Florian Jouanny

Photo de Florian Jouanny - A qui mieux mieux

Ce que je vois en premier chez Florian Jouanny, c’est son sourire !

Un sourire qui communique sa force, sa volonté, sa vitalité et son optimisme, un sourire croyez-moi absolument majeur, prépondérant !!!

Florian Jouanny est un athlète phénoménal, le premier européen tétraplégique à avoir terminé un Ironman triathlon (3,8 km de natation, 180 km de vélo et un marathon) : un caractère, une personnalité, un cocktail de motivation avec de l’humour, de l’intelligence, de la persévérance et le feu sacré !!!

Mon coup de cœur sportif 2017 lui revient de manière légitime sans tergiverser, ce que je lui porte est bien au-delà de l’admiration parce qu’en plus, ce jeune homme porte très haut la flamme de l’humilité…

Florian Jouanny c’est un paysage menant le regard très loin par monts et par vaux, aux couleurs de l’espoir et de la confiance, soudain un aigle s’envole comme un totem protecteur dans les courants chauds de notre astre solaire, au son des tambours de la ténacité…

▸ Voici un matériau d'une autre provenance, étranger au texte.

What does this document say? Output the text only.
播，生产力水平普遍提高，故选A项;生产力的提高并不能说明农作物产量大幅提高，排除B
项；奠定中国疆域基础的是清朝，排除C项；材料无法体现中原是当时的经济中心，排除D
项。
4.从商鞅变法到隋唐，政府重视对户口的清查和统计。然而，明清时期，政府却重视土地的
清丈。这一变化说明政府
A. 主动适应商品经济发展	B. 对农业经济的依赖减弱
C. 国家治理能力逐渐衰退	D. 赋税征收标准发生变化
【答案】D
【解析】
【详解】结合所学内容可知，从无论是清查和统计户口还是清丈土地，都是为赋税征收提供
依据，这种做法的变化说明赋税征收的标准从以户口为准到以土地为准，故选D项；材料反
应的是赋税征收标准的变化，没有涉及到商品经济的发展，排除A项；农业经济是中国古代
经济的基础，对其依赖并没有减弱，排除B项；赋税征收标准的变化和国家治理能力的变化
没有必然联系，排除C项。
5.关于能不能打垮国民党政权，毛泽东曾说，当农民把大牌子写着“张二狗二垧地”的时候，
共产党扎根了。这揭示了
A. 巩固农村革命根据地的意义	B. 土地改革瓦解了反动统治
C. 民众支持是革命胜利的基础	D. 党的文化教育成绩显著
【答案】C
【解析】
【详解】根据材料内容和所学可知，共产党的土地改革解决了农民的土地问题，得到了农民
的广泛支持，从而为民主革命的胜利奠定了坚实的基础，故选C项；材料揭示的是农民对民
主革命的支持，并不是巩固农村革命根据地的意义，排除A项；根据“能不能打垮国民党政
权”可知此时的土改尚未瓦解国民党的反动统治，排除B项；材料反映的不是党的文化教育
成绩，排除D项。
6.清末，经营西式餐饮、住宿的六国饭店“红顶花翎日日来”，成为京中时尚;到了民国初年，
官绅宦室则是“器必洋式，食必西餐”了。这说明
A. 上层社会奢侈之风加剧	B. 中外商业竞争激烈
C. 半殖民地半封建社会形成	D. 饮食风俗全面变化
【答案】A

Je vous laisse vous imprégner des réponses de Florian Jouanny…



Je m’appelle Florian Jouanny, j’ai 25 ans. J’ai passé une enfance heureuse à Bourg d’Oisans, petite ville entourée de montagne au cœur des Alpes. Depuis mon plus jeune âge, j’ai pratiqué bon nombre de sports comme le ski, le vélo, ou encore la boxe française. 

Passionné de ski, je pratiquais le freeride et le freestyle, la première discipline consiste à skier en dehors des sentiers battus, rechercher des espaces encore vierges pour y tracer sa propre ligne; le freestyle se pratique généralement dans des snowparks, le but est de réaliser des figures. Jusqu’au 2 avril 2011 où; victime d’un accident sur un big air (module de neige où on effectue des figures) je suis devenu tétraplégique C6-C7. S’en est suivi plus d’un an de rééducation en parallèle de quelques heures de cours pour passer le bac et continuer les études.

J’ai ensuite fait un DUT mesures physiques à Grenoble puis une licence professionnelle Métiers de l’industrie, conception et amélioration de processus et procédés industriels, contrôle, métrologie, management de la qualité. Tout cela en continuant le sport, handbike et triathlon.

1) Qui, quoi, comment t’a donné envie de faire un triathlon distance Ironman ?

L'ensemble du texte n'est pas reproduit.